La JavaScript injection est l'insertion d'un script contrôlé par un attaquant dans une page web de sorte qu'il s'exécute dans le navigateur des visiteurs avec les mêmes privilèges que le code de la page elle-même. Une fois lancé, le script injecté peut lire le DOM, capturer ce que les utilisateurs tapent et envoyer des données n'importe où — le mécanisme derrière le formjacking, Magecart et la plupart des vols de données client-side.
Comment le JavaScript est-il injecté ?
| Voie d'injection | Comment ça fonctionne | Qui est compromis |
|---|---|---|
| XSS (réfléchi / stocké / basé sur le DOM) | Une faille du site permet à l'entrée de l'attaquant de s'exécuter comme script | Le propre code du site |
| Supply chain tierce | Un fournisseur dont vous chargez le tag livre du code malveillant — par compromission ou par rachat | Le fournisseur (Polyfill.io est le cas canonique) |
| Domaines expirés / imitations | Un attaquant prend le contrôle d'un domaine depuis lequel votre page charge encore des scripts | La chaîne de dépendances |
| Abus du tag manager | Un compte de tag manager compromis injecte « juste un tag de plus » | Votre stack marketing |
| Malwares / extensions côté client | Le script est injecté sur la machine du visiteur, dans tous les sites | Le navigateur du visiteur |
La première voie est une faille de code que vous pouvez corriger. Les trois du milieu sont des failles de confiance : le code a été invité. Une page moderne exécute des dizaines de scripts tiers, et chacun d'eux est un vecteur d'injection avec les pleins privilèges de la page — le problème central de la sécurité client-side.
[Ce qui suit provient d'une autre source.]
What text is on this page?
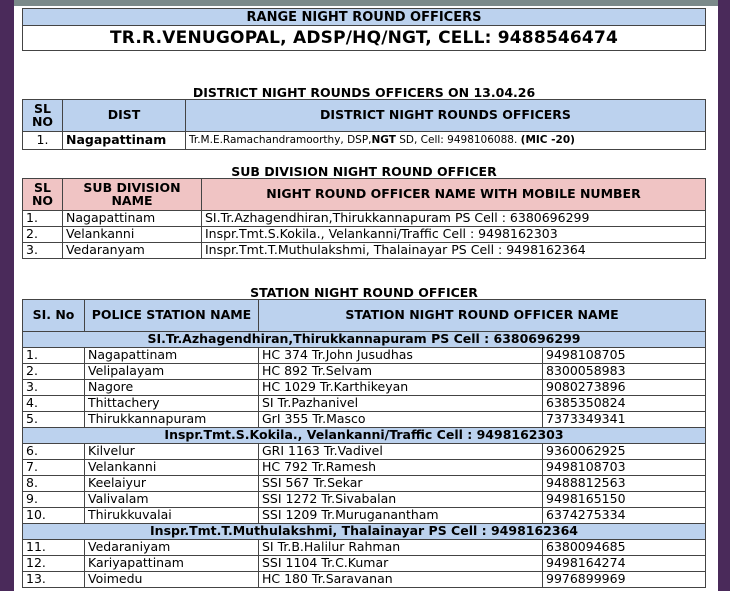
RANGE NIGHT ROUND OFFICERS
TR.R.VENUGOPAL, ADSP/HQ/NGT, CELL: 9488546474
DISTRICT NIGHT ROUNDS OFFICERS ON 13.04.26
SL NO	DIST	DISTRICT NIGHT ROUNDS OFFICERS
1.	Nagapattinam	Tr.M.E.Ramachandramoorthy, DSP,NGT SD, Cell: 9498106088. (MIC -20)
SUB DIVISION NIGHT ROUND OFFICER
SL NO	SUB DIVISION NAME	NIGHT ROUND OFFICER NAME WITH MOBILE NUMBER
1.	Nagapattinam	SI.Tr.Azhagendhiran,Thirukkannapuram PS Cell : 6380696299
2.	Velankanni	Inspr.Tmt.S.Kokila., Velankanni/Traffic Cell : 9498162303
3.	Vedaranyam	Inspr.Tmt.T.Muthulakshmi, Thalainayar PS Cell : 9498162364
STATION NIGHT ROUND OFFICER
SI. No	POLICE STATION NAME	STATION NIGHT ROUND OFFICER NAME	
SI.Tr.Azhagendhiran,Thirukkannapuram PS Cell : 6380696299			
1.	Nagapattinam	HC 374 Tr.John Jusudhas	9498108705
2.	Velipalayam	HC 892 Tr.Selvam	8300058983
3.	Nagore	HC 1029 Tr.Karthikeyan	9080273896
4.	Thittachery	SI Tr.Pazhanivel	6385350824
5.	Thirukkannapuram	GrI 355 Tr.Masco	7373349341
Inspr.Tmt.S.Kokila., Velankanni/Traffic Cell : 9498162303			
6.	Kilvelur	GRI 1163 Tr.Vadivel	9360062925
7.	Velankanni	HC 792 Tr.Ramesh	9498108703
8.	Keelaiyur	SSI 567 Tr.Sekar	9488812563
9.	Valivalam	SSI 1272 Tr.Sivabalan	9498165150
10.	Thirukkuvalai	SSI 1209 Tr.Muruganantham	6374275334
Inspr.Tmt.T.Muthulakshmi, Thalainayar PS Cell : 9498162364			
11.	Vedaraniyam	SI Tr.B.Halilur Rahman	6380094685
12.	Kariyapattinam	SSI 1104 Tr.C.Kumar	9498164274
13.	Voimedu	HC 180 Tr.Saravanan	9976899969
Ce que font les scripts injectés
Le code injecté n'a aucune frontière de privilèges le séparant du vôtre. Dans les attaques observées, il skimme les formulaires de paiement caractère par caractère, moissonne les identifiants sur les pages de connexion, superpose de faux champs de paiement sur les champs légitimes, détourne les revenus d'affiliation, redirige les sessions et transmet les données volées à l'infrastructure de l'attaquant — souvent des domaines nommés pour ressembler à l'adtech ordinaire de votre onglet réseau.
Prévention : réduire les voies d'entrée
- Corrigez la classe XSS : encodage des sorties, sinks sûrs, assainissement, Trusted Types.
- Restreignez les sources avec une Content Security Policy : une CSP stricte basée sur des nonces bloque les origines de script non autorisées — avec des limites connues : elle ne peut pas juger ce que fait un script autorisé après son chargement.
- Épinglez ce que vous pouvez : Subresource Integrity pour les dépendances statiques ; minimisez le rayon d'impact du tag manager.
- Réduisez l'arbre de dépendances : chaque script tiers supprimé est une voie d'injection supprimée.
Détection : surveiller l'exécution
La prévention réduit la probabilité ; elle ne peut pas atteindre la compromission d'un fournisseur de confiance. La détection doit se faire là où l'injection atterrit — le navigateur. La surveillance de scripts de cside inventorie chaque script qui s'exécute dans des sessions réelles, analyse les payloads et alerte sur les nouveaux domaines, le code modifié et les flux de données inattendus. Sur les pages de paiement, cet inventaire à l'exécution est aussi une exigence de conformité : les exigences 6.4.3 et 11.6.1 de PCI DSS 4.0.1 existent précisément parce qu'un script injecté sur une page de paiement est invisible pour tout contrôle côté serveur.